Des spécialistes du sommeil appellent aujourd’hui à dépathologiser certains rythmes atypiques. Se réveiller la nuit, faire la sieste, dormir en plusieurs phases ne sont pas forcément des troubles: cela peut être une expression naturelle du corps, surtout si la personne se sent reposée et fonctionne bien en journée.

Le sommeil fractionné nous oblige à repenser nos certitudes. Et si l’important n’était pas de dormir «comme il faut», mais de dormir comme notre corps nous le demande ? Plutôt que d’imposer un moule uniforme, il s’agirait d’écouter nos signaux internes, de composer avec nos contraintes et d’accepter que le sommeil soit pluriel.

Un bon sommeil, ce n’est peut-être pas huit heures d’affilée. C’est un sommeil qui régénère, qui s’adapte et qui nous permet de vivre pleinement nos journées.
 

Les principaux types de sommeil fractionné

 1- Everyman

Structure: 1 période de sommeil principal + 2 à 4 siestes
Exemple courant:
- 3 heures de sommeil la nuit;
- 3 siestes de 20 minutes dans la journée.
Total: environ 4 à 5 heures de sommeil par 24 h.
Avantage: plus flexible, mieux toléré par les débutants.
Attention: nécessite une régularité stricte

2- Uberman

Structure: 6 à 8 siestes de 20 minutes, toutes les 4 heures.
Pas de sommeil principal.
Total: 2 heures par 24 h.
Avantage: gain de temps extrême.
Attention: très difficile à maintenir sur le long terme, souvent abandonné.

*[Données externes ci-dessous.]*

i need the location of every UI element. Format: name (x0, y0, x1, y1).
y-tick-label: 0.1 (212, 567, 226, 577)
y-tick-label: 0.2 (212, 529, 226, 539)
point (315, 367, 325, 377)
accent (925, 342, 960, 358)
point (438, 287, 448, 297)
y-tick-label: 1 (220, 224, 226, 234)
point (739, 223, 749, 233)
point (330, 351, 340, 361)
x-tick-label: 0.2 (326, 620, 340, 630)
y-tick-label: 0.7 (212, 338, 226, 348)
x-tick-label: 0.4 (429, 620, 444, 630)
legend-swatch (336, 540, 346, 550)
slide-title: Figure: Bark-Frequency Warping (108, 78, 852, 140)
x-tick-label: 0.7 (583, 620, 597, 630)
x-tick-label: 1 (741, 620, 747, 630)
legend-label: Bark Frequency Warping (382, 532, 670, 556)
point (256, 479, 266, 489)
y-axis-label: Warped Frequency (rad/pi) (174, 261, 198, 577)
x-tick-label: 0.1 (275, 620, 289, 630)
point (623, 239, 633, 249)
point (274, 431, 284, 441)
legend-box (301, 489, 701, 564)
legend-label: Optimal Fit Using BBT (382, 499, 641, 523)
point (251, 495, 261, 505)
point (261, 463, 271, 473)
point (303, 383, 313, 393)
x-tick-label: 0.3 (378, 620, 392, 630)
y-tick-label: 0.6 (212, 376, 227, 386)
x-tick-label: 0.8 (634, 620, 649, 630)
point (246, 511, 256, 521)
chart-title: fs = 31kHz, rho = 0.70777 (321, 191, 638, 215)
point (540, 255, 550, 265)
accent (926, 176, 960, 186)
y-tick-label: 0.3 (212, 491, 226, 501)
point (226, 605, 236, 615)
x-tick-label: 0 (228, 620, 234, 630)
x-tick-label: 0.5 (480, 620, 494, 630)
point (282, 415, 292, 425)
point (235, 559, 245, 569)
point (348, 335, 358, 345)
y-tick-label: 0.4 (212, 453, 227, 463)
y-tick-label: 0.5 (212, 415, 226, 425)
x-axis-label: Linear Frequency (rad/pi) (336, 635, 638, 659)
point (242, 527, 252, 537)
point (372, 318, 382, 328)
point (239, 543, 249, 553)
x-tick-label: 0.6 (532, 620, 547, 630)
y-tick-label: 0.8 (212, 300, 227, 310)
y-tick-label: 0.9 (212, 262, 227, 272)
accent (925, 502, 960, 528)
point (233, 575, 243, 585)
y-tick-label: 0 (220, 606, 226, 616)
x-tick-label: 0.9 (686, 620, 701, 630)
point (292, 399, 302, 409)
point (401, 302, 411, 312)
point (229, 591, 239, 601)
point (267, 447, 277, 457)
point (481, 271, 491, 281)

3- Dymaxion (inspiré par Buckminster Fuller)

Structure: 4 siestes de 30 minutes toutes les 6 heures.
Total: 2 heures par 24 h.
Avantage: très court, rythmé.
Attention: réservé aux profils très expérimentés ou aux tests extrêmes.

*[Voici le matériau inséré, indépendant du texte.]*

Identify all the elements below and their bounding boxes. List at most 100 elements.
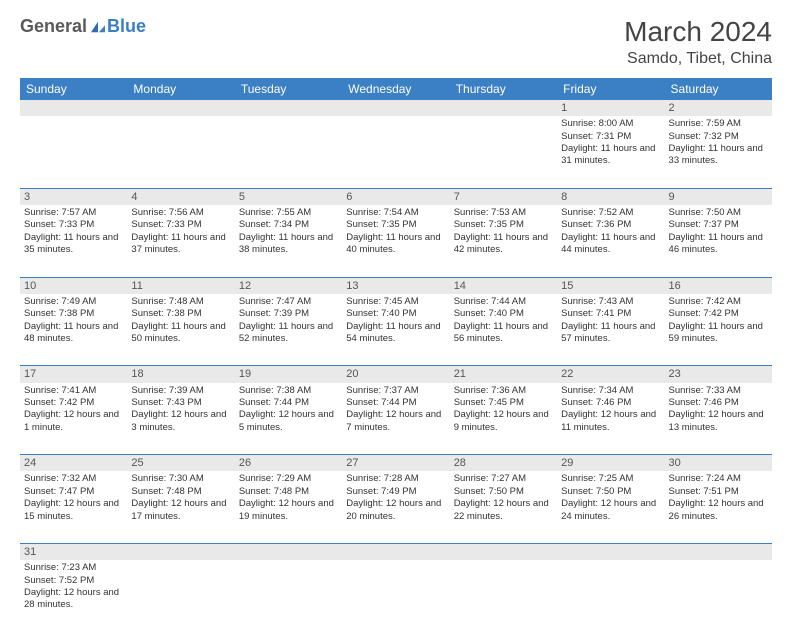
day-number-cell: 22 xyxy=(557,366,664,383)
day-number-cell: 31 xyxy=(20,543,127,560)
day-number-cell: 28 xyxy=(450,455,557,472)
day-cell: Sunrise: 7:55 AMSunset: 7:34 PMDaylight:… xyxy=(235,205,342,277)
day-number-cell xyxy=(127,100,234,116)
sunset-text: Sunset: 7:35 PM xyxy=(346,219,445,231)
sunrise-text: Sunrise: 7:57 AM xyxy=(24,207,123,219)
daylight-text: Daylight: 12 hours and 24 minutes. xyxy=(561,498,660,523)
day-cell: Sunrise: 7:53 AMSunset: 7:35 PMDaylight:… xyxy=(450,205,557,277)
day-cell: Sunrise: 7:30 AMSunset: 7:48 PMDaylight:… xyxy=(127,471,234,543)
sunset-text: Sunset: 7:40 PM xyxy=(346,308,445,320)
day-number-cell: 14 xyxy=(450,277,557,294)
day-cell: Sunrise: 7:25 AMSunset: 7:50 PMDaylight:… xyxy=(557,471,664,543)
sunrise-text: Sunrise: 7:49 AM xyxy=(24,296,123,308)
day-cell xyxy=(665,560,772,632)
day-number-cell: 18 xyxy=(127,366,234,383)
sunrise-text: Sunrise: 7:37 AM xyxy=(346,385,445,397)
daylight-text: Daylight: 12 hours and 15 minutes. xyxy=(24,498,123,523)
day-number-row: 24252627282930 xyxy=(20,455,772,472)
sunset-text: Sunset: 7:48 PM xyxy=(131,486,230,498)
sunset-text: Sunset: 7:33 PM xyxy=(24,219,123,231)
sunrise-text: Sunrise: 7:24 AM xyxy=(669,473,768,485)
sunrise-text: Sunrise: 7:23 AM xyxy=(24,562,123,574)
sunrise-text: Sunrise: 8:00 AM xyxy=(561,118,660,130)
calendar-table: SundayMondayTuesdayWednesdayThursdayFrid… xyxy=(20,78,772,632)
daylight-text: Daylight: 11 hours and 37 minutes. xyxy=(131,232,230,257)
title-block: March 2024 Samdo, Tibet, China xyxy=(624,16,772,68)
daylight-text: Daylight: 12 hours and 17 minutes. xyxy=(131,498,230,523)
daylight-text: Daylight: 12 hours and 5 minutes. xyxy=(239,409,338,434)
daylight-text: Daylight: 11 hours and 35 minutes. xyxy=(24,232,123,257)
sunrise-text: Sunrise: 7:55 AM xyxy=(239,207,338,219)
day-cell: Sunrise: 7:43 AMSunset: 7:41 PMDaylight:… xyxy=(557,294,664,366)
day-cell: Sunrise: 7:54 AMSunset: 7:35 PMDaylight:… xyxy=(342,205,449,277)
sunset-text: Sunset: 7:36 PM xyxy=(561,219,660,231)
day-content-row: Sunrise: 7:41 AMSunset: 7:42 PMDaylight:… xyxy=(20,383,772,455)
daylight-text: Daylight: 11 hours and 48 minutes. xyxy=(24,321,123,346)
day-cell xyxy=(127,116,234,188)
daylight-text: Daylight: 12 hours and 28 minutes. xyxy=(24,587,123,612)
weekday-header: Monday xyxy=(127,78,234,100)
daylight-text: Daylight: 12 hours and 7 minutes. xyxy=(346,409,445,434)
sunset-text: Sunset: 7:33 PM xyxy=(131,219,230,231)
sunset-text: Sunset: 7:46 PM xyxy=(561,397,660,409)
sunrise-text: Sunrise: 7:52 AM xyxy=(561,207,660,219)
day-number-cell: 26 xyxy=(235,455,342,472)
day-number-cell: 10 xyxy=(20,277,127,294)
day-cell: Sunrise: 7:57 AMSunset: 7:33 PMDaylight:… xyxy=(20,205,127,277)
daylight-text: Daylight: 12 hours and 20 minutes. xyxy=(346,498,445,523)
sunset-text: Sunset: 7:38 PM xyxy=(24,308,123,320)
daylight-text: Daylight: 12 hours and 22 minutes. xyxy=(454,498,553,523)
sunset-text: Sunset: 7:45 PM xyxy=(454,397,553,409)
day-cell: Sunrise: 7:23 AMSunset: 7:52 PMDaylight:… xyxy=(20,560,127,632)
sunrise-text: Sunrise: 7:44 AM xyxy=(454,296,553,308)
daylight-text: Daylight: 11 hours and 38 minutes. xyxy=(239,232,338,257)
sunrise-text: Sunrise: 7:36 AM xyxy=(454,385,553,397)
sunset-text: Sunset: 7:41 PM xyxy=(561,308,660,320)
daylight-text: Daylight: 12 hours and 26 minutes. xyxy=(669,498,768,523)
day-cell: Sunrise: 7:41 AMSunset: 7:42 PMDaylight:… xyxy=(20,383,127,455)
sunrise-text: Sunrise: 7:27 AM xyxy=(454,473,553,485)
day-cell: Sunrise: 7:45 AMSunset: 7:40 PMDaylight:… xyxy=(342,294,449,366)
day-cell: Sunrise: 7:47 AMSunset: 7:39 PMDaylight:… xyxy=(235,294,342,366)
day-cell: Sunrise: 7:39 AMSunset: 7:43 PMDaylight:… xyxy=(127,383,234,455)
weekday-header: Saturday xyxy=(665,78,772,100)
sunset-text: Sunset: 7:40 PM xyxy=(454,308,553,320)
day-number-row: 3456789 xyxy=(20,188,772,205)
sunset-text: Sunset: 7:52 PM xyxy=(24,575,123,587)
weekday-header: Tuesday xyxy=(235,78,342,100)
day-number-cell: 19 xyxy=(235,366,342,383)
day-number-cell xyxy=(342,543,449,560)
day-number-cell: 30 xyxy=(665,455,772,472)
daylight-text: Daylight: 11 hours and 46 minutes. xyxy=(669,232,768,257)
day-content-row: Sunrise: 7:23 AMSunset: 7:52 PMDaylight:… xyxy=(20,560,772,632)
day-number-cell: 2 xyxy=(665,100,772,116)
day-number-cell: 29 xyxy=(557,455,664,472)
day-number-cell xyxy=(20,100,127,116)
day-number-cell xyxy=(235,543,342,560)
sunrise-text: Sunrise: 7:56 AM xyxy=(131,207,230,219)
day-number-cell xyxy=(450,100,557,116)
sunset-text: Sunset: 7:51 PM xyxy=(669,486,768,498)
day-cell xyxy=(127,560,234,632)
day-cell: Sunrise: 7:42 AMSunset: 7:42 PMDaylight:… xyxy=(665,294,772,366)
day-number-cell: 17 xyxy=(20,366,127,383)
sunrise-text: Sunrise: 7:39 AM xyxy=(131,385,230,397)
day-number-cell xyxy=(235,100,342,116)
sunset-text: Sunset: 7:49 PM xyxy=(346,486,445,498)
daylight-text: Daylight: 11 hours and 44 minutes. xyxy=(561,232,660,257)
sunset-text: Sunset: 7:50 PM xyxy=(561,486,660,498)
day-number-cell: 12 xyxy=(235,277,342,294)
day-cell: Sunrise: 7:33 AMSunset: 7:46 PMDaylight:… xyxy=(665,383,772,455)
sunset-text: Sunset: 7:35 PM xyxy=(454,219,553,231)
day-cell xyxy=(235,116,342,188)
logo: General Blue xyxy=(20,16,146,37)
day-number-cell: 6 xyxy=(342,188,449,205)
sunset-text: Sunset: 7:48 PM xyxy=(239,486,338,498)
sunrise-text: Sunrise: 7:41 AM xyxy=(24,385,123,397)
header: General Blue March 2024 Samdo, Tibet, Ch… xyxy=(20,16,772,68)
day-cell: Sunrise: 7:28 AMSunset: 7:49 PMDaylight:… xyxy=(342,471,449,543)
sunrise-text: Sunrise: 7:38 AM xyxy=(239,385,338,397)
daylight-text: Daylight: 12 hours and 3 minutes. xyxy=(131,409,230,434)
day-number-row: 17181920212223 xyxy=(20,366,772,383)
day-cell xyxy=(342,560,449,632)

4- Biphasique (ou sommeil segmenté)

Structure: 2 grandes périodes de sommeil (ex : 22h–2h, puis 4h–6h).
Total: 6 à 8 heures par 24 h.
Avantage: le plus naturel historiquement, facile à adapter.
Recommandé pour ceux qui se réveillent la nuit sans fatigue.

Bon à savoir: le sommeil fractionné n’est pas une méthode miracle: il doit être testé avec précaution.
L’efficacité varie d’une personne à l’autre. Il peut être utile dans des contextes spécifiques (navigation, décalage horaire, travail de nuit), mais n’est pas fait pour tout le monde.